Behind the search box, the mechanics of finding the right answer are very different, he said.
For instance, on Tinder when you swipe right on a profile, that is a search in that it involves matching data against a constantly shifting set of parameters. It's just not a search as Google classically defined it.
Uber and Lyft also have to match against location as well as the preferences of both their drivers and riders. Similarly, Netflix and eBay do a lot of number crunching to answer queries and make suggestions for their massive user populations.
Mr Banon wrote the first version of Elastic to help his wife who was studying to be a cordon bleu chef.
"I decided to write a recipe app for her and needed to figure out how to add a search box to it to look through all the knowledge she was accumulating," he said.
Just indexing the information in all the recipes, techniques and tricks she was learning was not enough, he said.
"I needed a search engine that was highly curated to her experience and her knowledge from the culinary world," said Mr Banon.
That step involved representing relationships between the different elements and organising the information so it could be queried quickly.
Tinder, for instance, uses Elastic to manage more than 300 million search queries every day.
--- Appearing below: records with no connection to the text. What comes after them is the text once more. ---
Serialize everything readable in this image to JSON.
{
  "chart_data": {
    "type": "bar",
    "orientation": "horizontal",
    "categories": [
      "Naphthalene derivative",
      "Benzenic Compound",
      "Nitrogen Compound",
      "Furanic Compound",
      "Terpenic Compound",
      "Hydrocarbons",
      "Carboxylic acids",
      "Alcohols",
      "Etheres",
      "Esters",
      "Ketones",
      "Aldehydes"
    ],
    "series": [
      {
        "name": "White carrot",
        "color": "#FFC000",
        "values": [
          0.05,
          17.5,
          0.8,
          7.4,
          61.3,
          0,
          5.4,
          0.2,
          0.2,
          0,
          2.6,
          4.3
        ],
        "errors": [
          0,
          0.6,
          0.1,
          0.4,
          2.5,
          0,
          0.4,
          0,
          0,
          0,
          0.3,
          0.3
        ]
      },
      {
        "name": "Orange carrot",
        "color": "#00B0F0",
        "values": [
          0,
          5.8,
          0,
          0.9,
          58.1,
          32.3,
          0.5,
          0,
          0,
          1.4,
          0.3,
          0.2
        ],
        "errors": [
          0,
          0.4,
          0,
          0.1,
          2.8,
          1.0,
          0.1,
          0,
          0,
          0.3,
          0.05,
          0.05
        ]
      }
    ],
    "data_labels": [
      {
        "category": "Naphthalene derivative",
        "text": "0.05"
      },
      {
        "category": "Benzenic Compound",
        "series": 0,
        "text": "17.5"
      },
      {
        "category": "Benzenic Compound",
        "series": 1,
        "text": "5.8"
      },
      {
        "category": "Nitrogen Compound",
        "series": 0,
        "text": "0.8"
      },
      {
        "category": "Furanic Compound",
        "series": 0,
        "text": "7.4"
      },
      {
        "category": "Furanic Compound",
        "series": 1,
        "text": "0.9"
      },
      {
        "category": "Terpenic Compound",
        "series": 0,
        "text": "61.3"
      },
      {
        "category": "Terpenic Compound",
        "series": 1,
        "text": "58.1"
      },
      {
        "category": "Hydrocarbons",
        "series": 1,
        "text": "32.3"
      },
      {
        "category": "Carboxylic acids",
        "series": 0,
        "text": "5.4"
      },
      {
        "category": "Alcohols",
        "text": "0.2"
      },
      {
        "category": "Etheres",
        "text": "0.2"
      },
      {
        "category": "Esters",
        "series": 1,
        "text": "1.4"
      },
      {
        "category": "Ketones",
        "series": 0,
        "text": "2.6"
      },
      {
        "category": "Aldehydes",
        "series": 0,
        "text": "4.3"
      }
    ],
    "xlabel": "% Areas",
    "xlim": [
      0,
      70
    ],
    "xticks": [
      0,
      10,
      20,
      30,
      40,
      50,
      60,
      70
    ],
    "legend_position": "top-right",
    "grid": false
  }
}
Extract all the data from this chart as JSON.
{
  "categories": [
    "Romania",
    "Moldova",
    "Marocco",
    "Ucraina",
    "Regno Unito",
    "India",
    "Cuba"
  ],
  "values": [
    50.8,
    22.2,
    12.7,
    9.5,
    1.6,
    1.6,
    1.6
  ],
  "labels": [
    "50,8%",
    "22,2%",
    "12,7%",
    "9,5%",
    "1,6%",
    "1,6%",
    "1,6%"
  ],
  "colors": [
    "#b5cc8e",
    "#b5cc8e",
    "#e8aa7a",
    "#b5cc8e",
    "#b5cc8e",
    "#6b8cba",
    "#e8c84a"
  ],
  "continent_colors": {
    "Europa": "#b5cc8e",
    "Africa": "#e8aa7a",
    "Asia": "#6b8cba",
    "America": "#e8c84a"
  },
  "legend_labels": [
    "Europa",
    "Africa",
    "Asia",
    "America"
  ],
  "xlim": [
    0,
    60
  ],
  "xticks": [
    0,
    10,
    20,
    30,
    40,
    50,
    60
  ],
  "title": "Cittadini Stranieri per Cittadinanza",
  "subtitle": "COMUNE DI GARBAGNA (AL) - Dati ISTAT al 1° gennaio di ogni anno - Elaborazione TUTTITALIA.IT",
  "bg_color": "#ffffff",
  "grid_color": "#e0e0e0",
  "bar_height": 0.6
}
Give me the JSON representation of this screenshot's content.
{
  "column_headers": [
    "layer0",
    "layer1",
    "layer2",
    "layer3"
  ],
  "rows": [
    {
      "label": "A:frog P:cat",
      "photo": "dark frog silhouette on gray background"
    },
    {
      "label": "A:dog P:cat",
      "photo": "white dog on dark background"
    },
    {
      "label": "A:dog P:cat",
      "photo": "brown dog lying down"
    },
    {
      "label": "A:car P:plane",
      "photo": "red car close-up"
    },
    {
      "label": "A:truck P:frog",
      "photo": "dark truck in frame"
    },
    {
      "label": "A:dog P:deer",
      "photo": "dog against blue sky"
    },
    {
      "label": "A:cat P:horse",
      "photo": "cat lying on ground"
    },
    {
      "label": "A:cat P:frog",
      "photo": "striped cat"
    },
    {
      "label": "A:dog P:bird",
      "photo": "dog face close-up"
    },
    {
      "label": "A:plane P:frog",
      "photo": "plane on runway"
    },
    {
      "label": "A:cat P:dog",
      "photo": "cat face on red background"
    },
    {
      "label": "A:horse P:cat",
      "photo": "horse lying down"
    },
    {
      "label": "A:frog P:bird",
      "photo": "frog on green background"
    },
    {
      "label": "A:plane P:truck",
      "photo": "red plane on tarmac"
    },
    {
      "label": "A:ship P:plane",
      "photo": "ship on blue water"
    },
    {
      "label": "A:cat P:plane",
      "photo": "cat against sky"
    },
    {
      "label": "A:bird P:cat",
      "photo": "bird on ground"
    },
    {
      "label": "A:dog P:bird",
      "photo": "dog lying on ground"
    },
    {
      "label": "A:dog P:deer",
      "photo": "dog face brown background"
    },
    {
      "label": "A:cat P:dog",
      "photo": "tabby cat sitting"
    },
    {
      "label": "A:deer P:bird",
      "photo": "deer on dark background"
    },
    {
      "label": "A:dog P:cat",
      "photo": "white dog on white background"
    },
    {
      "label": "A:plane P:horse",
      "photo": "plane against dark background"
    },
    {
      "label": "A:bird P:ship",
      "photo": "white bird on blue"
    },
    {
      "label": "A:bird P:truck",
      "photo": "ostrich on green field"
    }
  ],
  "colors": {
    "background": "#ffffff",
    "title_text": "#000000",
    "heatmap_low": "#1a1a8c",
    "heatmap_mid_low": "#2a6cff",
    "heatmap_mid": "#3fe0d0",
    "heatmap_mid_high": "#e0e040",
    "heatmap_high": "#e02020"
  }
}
And just as modern web businesses rely on search to keep them running, almost every business has realised that search is a basic function they have to get right, said Mr Emmott from Gartner.
That is for a couple of reasons, he said. Good analysis of customer data, a search in all but name, can reveal important unseen relationships or snags in a sales process that need smoothing out.
For organisations such as Netflix and Tinder, organising themselves to find fresh insights is straight-forward, said Haydn Jones, founder of data science firm Alqami and a veteran of large-scale engineering projects.
"Netflix, Lyft, Uber and the like started with a blank sheet of paper," he said.
As a result they could choose what technology to use and did not have to worry about the different bits not working well together because they record data in different formats or according to different protocols.
That is a luxury few long-established companies have, he said.
Modern search technologies can help because they are much better at handling different sorts of data and extracting useful information from them - it's rarely just about that big bag of words.
And, he said, it was well worth going through the process to analyse the data and see what squeezing it via search can produce.
Alqami had helped many organisations realise several new use cases for their data because searching through it more efficiently revealed insights they did not know they had.
"Where there is muck there is brass when it comes to data," he said.